6. Tuning Parameters of sunshine GBM

Light GBM uses leaf wise splitting over depth wise splitting which enables it to converge much faster but also results in overfitting. So here may be a quick guide to tune the parameters in Light GBM.

For best fit

num_leaves : This parameter is employed to line the amount of leaves to be formed during a tree. Theoretically relation between num_leaves and max_depth is num_leaves= 2^(max_depth). However, this is often not an honest estimate just in case of sunshine GBM since splitting takes place leaf wise instead of depth wise.
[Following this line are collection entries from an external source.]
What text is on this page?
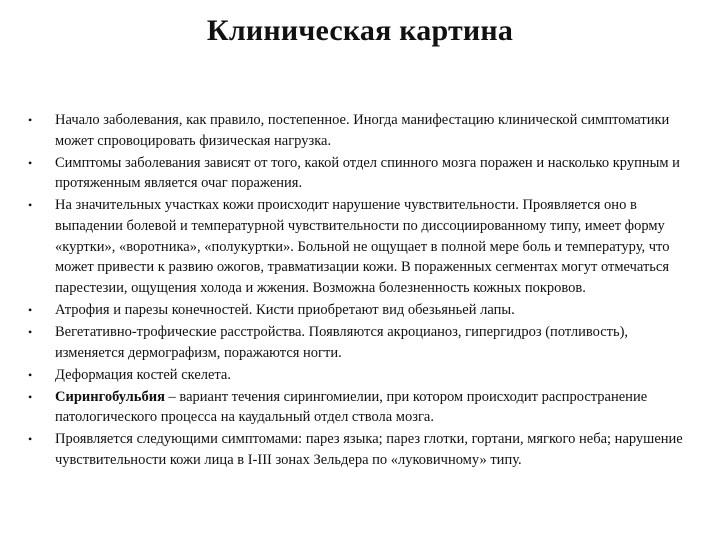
Клиническая картина
• Начало заболевания, как правило, постепенное. Иногда манифестацию клинической симптоматики может спровоцировать физическая нагрузка.
• Симптомы заболевания зависят от того, какой отдел спинного мозга поражен и насколько крупным и протяженным является очаг поражения.
• На значительных участках кожи происходит нарушение чувствительности. Проявляется оно в выпадении болевой и температурной чувствительности по диссоциированному типу, имеет форму «куртки», «воротника», «полукуртки». Больной не ощущает в полной мере боль и температуру, что может привести к развию ожогов, травматизации кожи. В пораженных сегментах могут отмечаться парестезии, ощущения холода и жжения. Возможна болезненность кожных покровов.
• Атрофия и парезы конечностей. Кисти приобретают вид обезьяньей лапы.
• Вегетативно-трофические расстройства. Появляются акроцианоз, гипергидроз (потливость), изменяется дермографизм, поражаются ногти.
• Деформация костей скелета.
• Сирингобульбия – вариант течения сирингомиелии, при котором происходит распространение патологического процесса на каудальный отдел ствола мозга.
• Проявляется следующими симптомами: парез языка; парез глотки, гортани, мягкого неба; нарушение чувствительности кожи лица в I-III зонах Зельдера по «луковичному» типу.
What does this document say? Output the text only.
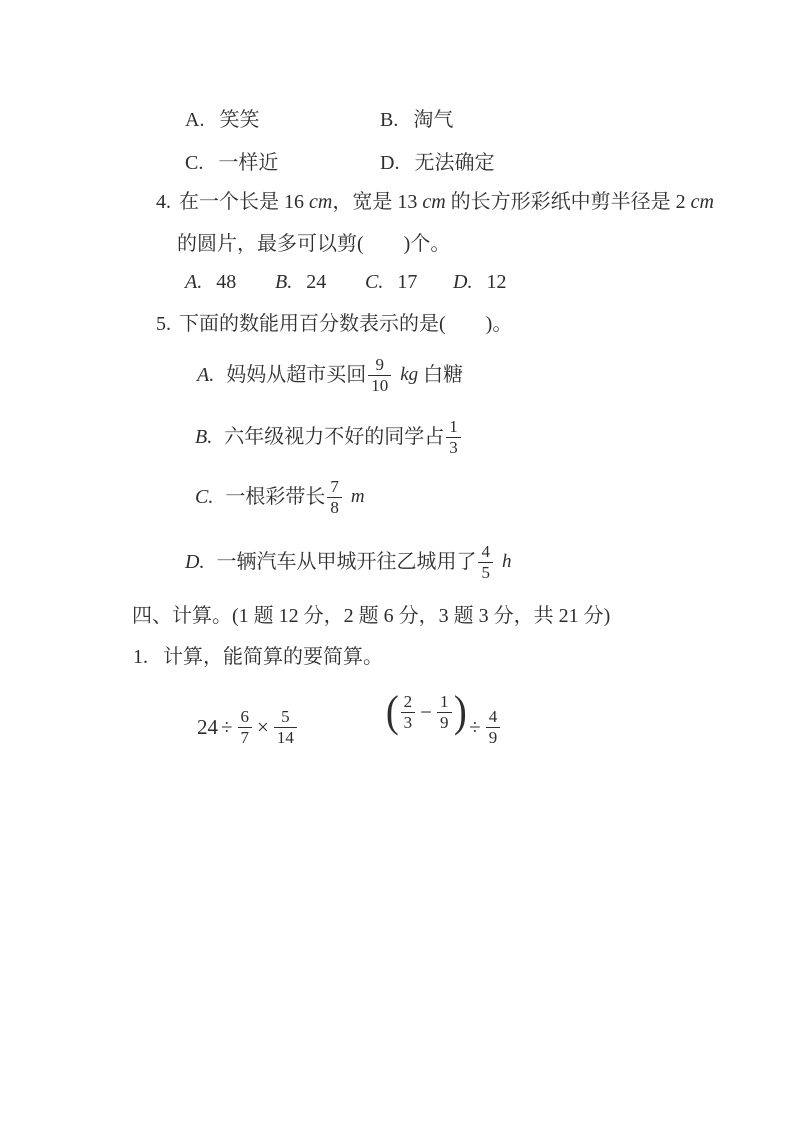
A. 笑笑	B. 淘气
C. 一样近	D. 无法确定
4. 在一个长是 16 cm，宽是 13 cm 的长方形彩纸中剪半径是 2 cm
的圆片，最多可以剪(　　)个。
A. 48 B. 24 C. 17 D. 12
5. 下面的数能用百分数表示的是(　　)。
A. 妈妈从超市买回 $\frac{9}{10}$ kg 白糖
B. 六年级视力不好的同学占 $\frac{1}{3}$
C. 一根彩带长 $\frac{7}{8}$ m
D. 一辆汽车从甲城开往乙城用了 $\frac{4}{5}$ h
四、计算。(1 题 12 分，2 题 6 分，3 题 3 分，共 21 分)
1. 计算，能简算的要简算。
$24 \div \frac{6}{7} \times \frac{5}{14}$ ( $\frac{2}{3} - \frac{1}{9}$ ) ÷ $\frac{4}{9}$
Hence num_leaves set must be smaller than 2^(max_depth) otherwise it’s going to cause overfitting. Light GBM doesn’t have an immediate relation between num_leaves and max_depth and hence the 2 must not be linked with one another .

min_data_in_leaf : it’s also one among the important parameters in handling overfitting. Setting its value smaller may cause overfitting and hence must be set accordingly. Its value should be hundreds to thousands of huge datasets.

max_depth: It specifies the utmost depth or level up to which tree can grow.

For faster speed

bagging_fraction : is employed to perform bagging for faster results

feature_fraction : Set fraction of the features to be used at each iteration

max_bin : Smaller value of max_bin can save much time because it buckets the feature values in discrete bins which is computationally inexpensive.

For better accuracy

Use bigger training data

num_leaves : Setting it to high value produces deeper trees with increased accuracy but cause overfitting. Hence its higher value isn’t preferred.

max_bin : Setting it to high values has similar effect as caused by increasing value of num_leaves and also slower our training procedure.